2d. In the case of J. P. White’s attachment costs, several objections are made by the as-signee, and certified up by the register.
First. It has already been decided by Judge Grier, that the sheriff has no lien or preference in this cost bill.
Second. The question now is, White’s debt having been duly proven and allowed, whether the attachment costs can be proven as a general debt against the estate of the bankrupt. I am of the opinion that they can be, if made in good faith before the commencement of proceedings in bankruptcy, and were made without a knowledge of the insolvency of the party and with no intention to defeat the operations of the bankrupt act It is not objected in this case that the attaching creditor knew of the insolvency of the bankrupt, or that the attachment was made to defeat the operation of the bankrupt law. But it Is objected that a part of these costs were made after the commencement of proceedings in bankruptcy.
I find in reference to the cost bill on file, that fifty-six dollars have been charged for service and return of attachment on a boom of logs, and for keeping the same to March twentieth, eighteen hundred and seventy-one. Proceedings in bankruptcy were commenced on the eighteenth, hence all attachments were dissolved at that date. Hence. I disallow two days keeping at the rate charged, (two' dollars per day) and allow the rest, fifty-two dollars.
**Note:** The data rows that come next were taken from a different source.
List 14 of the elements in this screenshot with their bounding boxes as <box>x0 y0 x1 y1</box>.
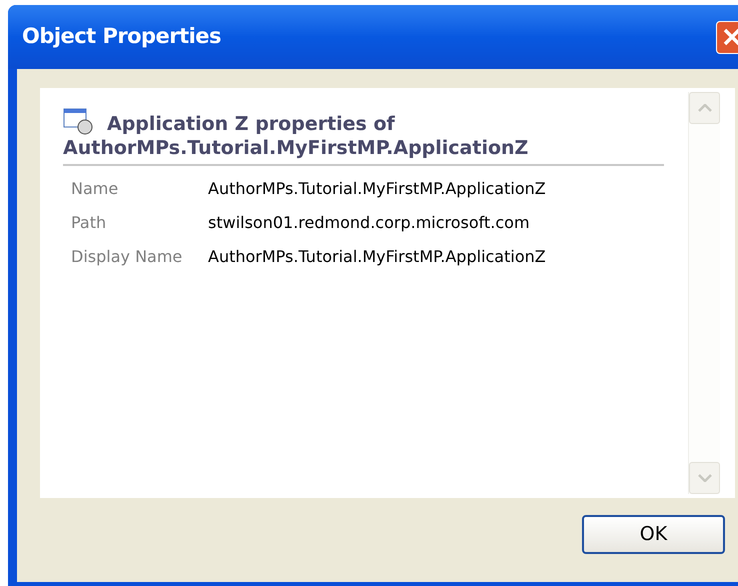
property-label: Path <box>71 212 108 234</box>
ok-button[interactable]: OK <box>582 515 725 554</box>
header-text: AuthorMPs.Tutorial.MyFirstMP.ApplicationZ <box>63 136 530 160</box>
window-title: Object Properties <box>22 23 221 50</box>
property-value: AuthorMPs.Tutorial.MyFirstMP.ApplicationZ <box>208 246 546 268</box>
scroll-down-button[interactable] <box>689 462 720 494</box>
property-label: Name <box>71 178 120 200</box>
header-text: Application Z properties of <box>107 112 395 136</box>
scroll-up-button[interactable] <box>689 92 720 124</box>
property-label: Display Name <box>71 246 184 268</box>
window-gear-icon <box>63 108 95 136</box>
property-value: AuthorMPs.Tutorial.MyFirstMP.ApplicationZ <box>208 178 546 200</box>
property-value: stwilson01.redmond.corp.microsoft.com <box>208 212 530 234</box>
close-icon <box>722 27 738 47</box>
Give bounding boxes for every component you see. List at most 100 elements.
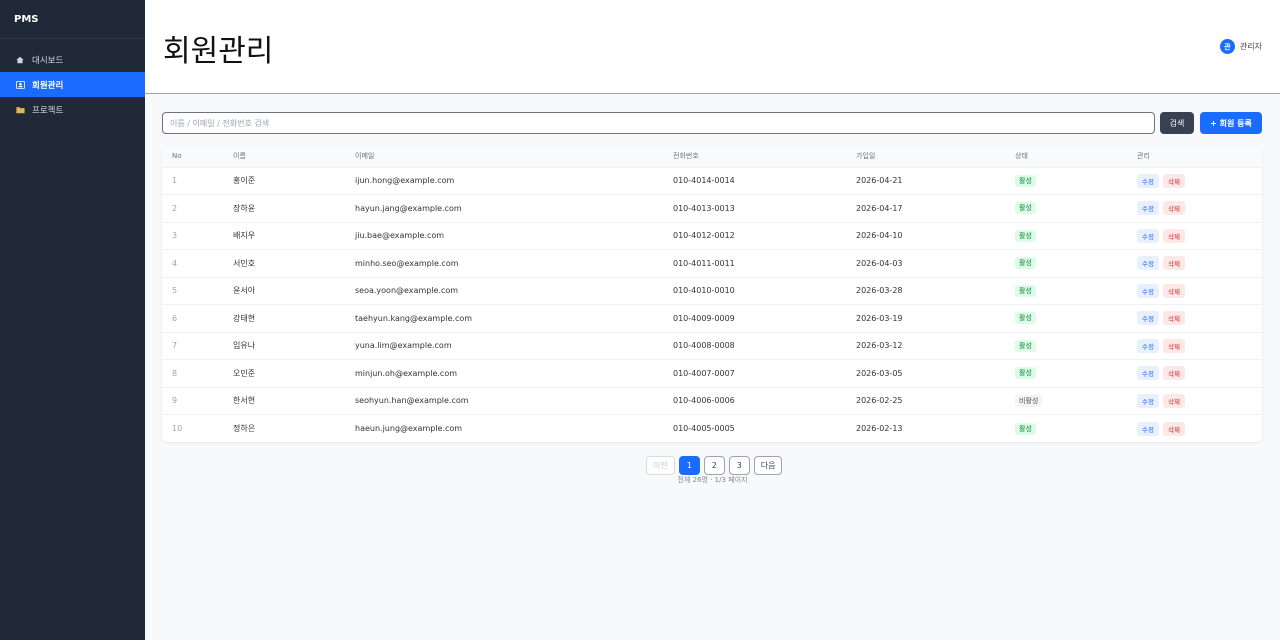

Third. The charge for attaching and keeping -the oxen and camp gear turned over to the bankrupt as exempted property is all disallowed. The sale of said property was null and void. 1st, because it was made after the commencement of proceedings in bankruptcy, and 2d, because the property was not subject to attachment and sale under the laws of this territory or the bankrupt law.
The register is directed to allow, upon due proof, the fifty-two dollars specified herein, to be paid in the regular order of distribution.